In this article, we will explore Web Scraping using R Scripts for SQL Machine Learning.
What is the Web Scraping?
The web is a significant source of data in the digital era. All required information is available on the websites. For example, users can browse SQLShack for all useful SQL Server related articles. In the Power BI Desktop articles, we explored the way to fetch data directly from the URL.
Web Scraping is a process to extract the data from the websites and save it locally for further analysis. You can extract the information in a table, spreadsheet, CSV, JSON.
You can manually copy data from a website; however, if you regularly use it for your analysis, it requires automation. For this automation, usually, we depend on the developers to read the data from the website and insert it into SQL tables.

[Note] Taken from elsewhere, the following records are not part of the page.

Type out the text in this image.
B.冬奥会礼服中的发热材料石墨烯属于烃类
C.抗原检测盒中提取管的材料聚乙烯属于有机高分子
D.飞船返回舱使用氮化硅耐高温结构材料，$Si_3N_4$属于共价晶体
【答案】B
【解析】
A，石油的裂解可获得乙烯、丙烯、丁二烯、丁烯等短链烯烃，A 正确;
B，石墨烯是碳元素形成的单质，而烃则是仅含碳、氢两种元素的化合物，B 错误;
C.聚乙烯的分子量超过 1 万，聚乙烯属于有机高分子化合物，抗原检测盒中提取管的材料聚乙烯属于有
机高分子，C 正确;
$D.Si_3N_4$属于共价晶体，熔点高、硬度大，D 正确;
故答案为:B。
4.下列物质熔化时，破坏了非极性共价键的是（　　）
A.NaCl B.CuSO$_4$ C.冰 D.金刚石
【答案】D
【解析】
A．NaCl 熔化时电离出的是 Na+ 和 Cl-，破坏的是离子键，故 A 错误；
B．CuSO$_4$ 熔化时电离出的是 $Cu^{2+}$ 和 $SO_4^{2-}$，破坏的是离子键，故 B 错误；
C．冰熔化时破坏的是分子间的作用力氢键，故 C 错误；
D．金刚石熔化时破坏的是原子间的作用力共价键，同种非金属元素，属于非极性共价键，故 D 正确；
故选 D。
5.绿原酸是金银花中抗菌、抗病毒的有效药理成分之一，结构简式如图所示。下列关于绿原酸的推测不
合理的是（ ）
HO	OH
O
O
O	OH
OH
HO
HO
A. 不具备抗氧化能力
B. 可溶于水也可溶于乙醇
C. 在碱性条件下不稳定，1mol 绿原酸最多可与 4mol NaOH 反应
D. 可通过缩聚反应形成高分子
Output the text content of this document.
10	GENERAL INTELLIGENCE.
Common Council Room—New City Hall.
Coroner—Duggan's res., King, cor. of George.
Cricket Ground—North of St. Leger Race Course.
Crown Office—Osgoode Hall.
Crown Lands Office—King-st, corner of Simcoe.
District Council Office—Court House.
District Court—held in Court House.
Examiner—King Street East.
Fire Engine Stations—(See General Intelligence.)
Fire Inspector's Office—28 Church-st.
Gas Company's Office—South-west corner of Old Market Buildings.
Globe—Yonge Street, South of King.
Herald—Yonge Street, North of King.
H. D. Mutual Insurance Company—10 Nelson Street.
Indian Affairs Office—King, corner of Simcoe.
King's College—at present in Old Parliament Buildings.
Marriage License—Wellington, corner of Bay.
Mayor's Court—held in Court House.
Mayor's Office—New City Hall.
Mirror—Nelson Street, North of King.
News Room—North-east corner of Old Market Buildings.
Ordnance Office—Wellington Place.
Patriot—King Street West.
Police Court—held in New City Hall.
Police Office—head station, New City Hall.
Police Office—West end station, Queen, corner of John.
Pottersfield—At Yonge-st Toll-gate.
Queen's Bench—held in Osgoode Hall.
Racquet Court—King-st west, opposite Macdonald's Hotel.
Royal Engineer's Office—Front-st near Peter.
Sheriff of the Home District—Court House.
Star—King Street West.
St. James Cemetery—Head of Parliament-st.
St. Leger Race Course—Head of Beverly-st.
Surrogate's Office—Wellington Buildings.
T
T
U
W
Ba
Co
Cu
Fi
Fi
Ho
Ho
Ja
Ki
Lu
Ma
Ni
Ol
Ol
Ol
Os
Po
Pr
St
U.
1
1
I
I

SQL Machine Learning language helps you in web scrapping with a small piece of code. In the previous articles for SQL Server R scripts, we explored the useful open-source libraries for adding new functionality in R.
Import RVest library for SQL Server R scripts
In this article, we use the rvest library for web scrapping. First, we need to install it using the Microsoft R client.
Navigate to the bin folder (C:\Program Files\Microsoft SQL Server\MSSQL15.INST1\R_SERVICES\bin) in your SQL instance and run the following command.
install.packages(“rvest”)
Once you installed the external library, you should use the sp_execute_external_script stored procedure and check its version.
1 2 3 4 5 6 |
EXECUTE sp_execute_external_script @language = N'R', @script = N' library(rvest) print (packageVersion("rvest")) ' |
As shown below, its version is 0.3.2 for my SQL instance.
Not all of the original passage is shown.